A transaction broker means a broker who provides limited representation to a buyer, a seller, or both, in a real estate transaction but does not represent either in a fiduciary capacity or as a single agent. Chapter 475 defines a "customer" as a member of the public who is or may be a buyer or seller of real property and may or may not be represented by a real estate licensee. Either buyer or seller is a "customer" when he chooses a limited representation under Transaction broker status.
Duties include:
Deal honestly and fairly
Account for all funds entrusted to the broker
Use skill, due care and diligence in the transaction
Disclose all known facts that materially affect the value of residential real property and are not readily observable to the buyer
Present all offers and counteroffers in a timely manner, unless a party has previously directed the licensee otherwise in writing
Provide limited confidentiality, unless waived in writing by a party. This limited confidentiality will prevent disclosure that the seller will accept a price less than the asking or listed price, that the buyer will pay a price greater than the price submitted in a written offer, or the motivation of any party for selling or buying property, that a seller or buyer will agree to financing terms other than those offered, or any other information requested by a party to remain confidential.

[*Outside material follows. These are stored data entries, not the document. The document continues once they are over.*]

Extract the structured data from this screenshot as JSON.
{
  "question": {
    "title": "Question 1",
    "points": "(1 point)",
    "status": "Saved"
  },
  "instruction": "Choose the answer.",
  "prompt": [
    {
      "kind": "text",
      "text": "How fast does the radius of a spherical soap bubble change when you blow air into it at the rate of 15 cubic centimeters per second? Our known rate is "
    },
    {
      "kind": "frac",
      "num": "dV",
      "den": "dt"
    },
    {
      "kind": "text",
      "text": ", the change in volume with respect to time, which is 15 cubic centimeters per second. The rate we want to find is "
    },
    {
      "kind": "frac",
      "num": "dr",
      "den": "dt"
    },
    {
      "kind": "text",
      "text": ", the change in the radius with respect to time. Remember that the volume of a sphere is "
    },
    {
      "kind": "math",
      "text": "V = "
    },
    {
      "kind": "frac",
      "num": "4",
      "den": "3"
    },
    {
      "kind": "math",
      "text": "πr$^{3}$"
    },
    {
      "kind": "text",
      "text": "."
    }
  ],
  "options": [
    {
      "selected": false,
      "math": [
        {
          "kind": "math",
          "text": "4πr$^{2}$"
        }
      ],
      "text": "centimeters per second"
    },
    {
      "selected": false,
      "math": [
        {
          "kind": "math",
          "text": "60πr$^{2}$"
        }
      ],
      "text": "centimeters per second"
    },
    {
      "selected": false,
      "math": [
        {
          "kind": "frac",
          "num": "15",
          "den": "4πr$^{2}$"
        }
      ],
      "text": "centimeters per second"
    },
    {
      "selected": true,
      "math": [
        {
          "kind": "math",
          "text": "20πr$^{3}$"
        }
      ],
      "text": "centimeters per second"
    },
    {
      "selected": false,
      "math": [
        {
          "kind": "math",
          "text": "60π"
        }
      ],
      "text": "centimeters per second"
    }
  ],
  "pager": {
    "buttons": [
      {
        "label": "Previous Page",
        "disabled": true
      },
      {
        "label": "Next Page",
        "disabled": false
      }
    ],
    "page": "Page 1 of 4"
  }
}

Provide any additional information that are mutually agreed to.
Under Florida law, customers are not responsible for the acts of a transaction broker, and licensees will not work for one party to the detriment of the other.
Occasionally, for a variety of reasons, it becomes necessary for a single agent to become a transaction broker. This change can be made at any time during the relationship between an agent and principal, provided the agent gives the transition disclosure and the principal consents to the transition before a change in the relationship.
Suppose that a single agent represents the seller in the transaction. That single agent finds the buyer for the property. In order to treat both parties fairly, he asks the seller's permission to switch to a transaction broker. The seller agrees and then the broker must file the correct paperwork.
To be in order, the single agent must have made the single agent disclosure before, or at the time of entering into a listing agreement or an agreement for representation or before showing of property, whichever occurs first.
To make the transition he must use the Transition format, in its correct form and correct information. (See the sample form on the next screen). The disclosure must be in writing either as a separate and distinct disclosure or included as a part of another document such as listing agreement or other agreement for representation. When incorporated in other documents, the required notice must be of the same type or larger, as other provisions of the document and must be conspicuous in its placement so as to advise customers of the duties of a Transaction agent, except that the first sentence of the disclosure must be printed in uppercase and bold type.
The single agent notice and no brokerage relationship notice must be explained to the person to whom it applies - however; these forms are not required to be signed by the parties if they refuse. The consent to transition to transaction broker form MUST be signed by the principal/client when implemented.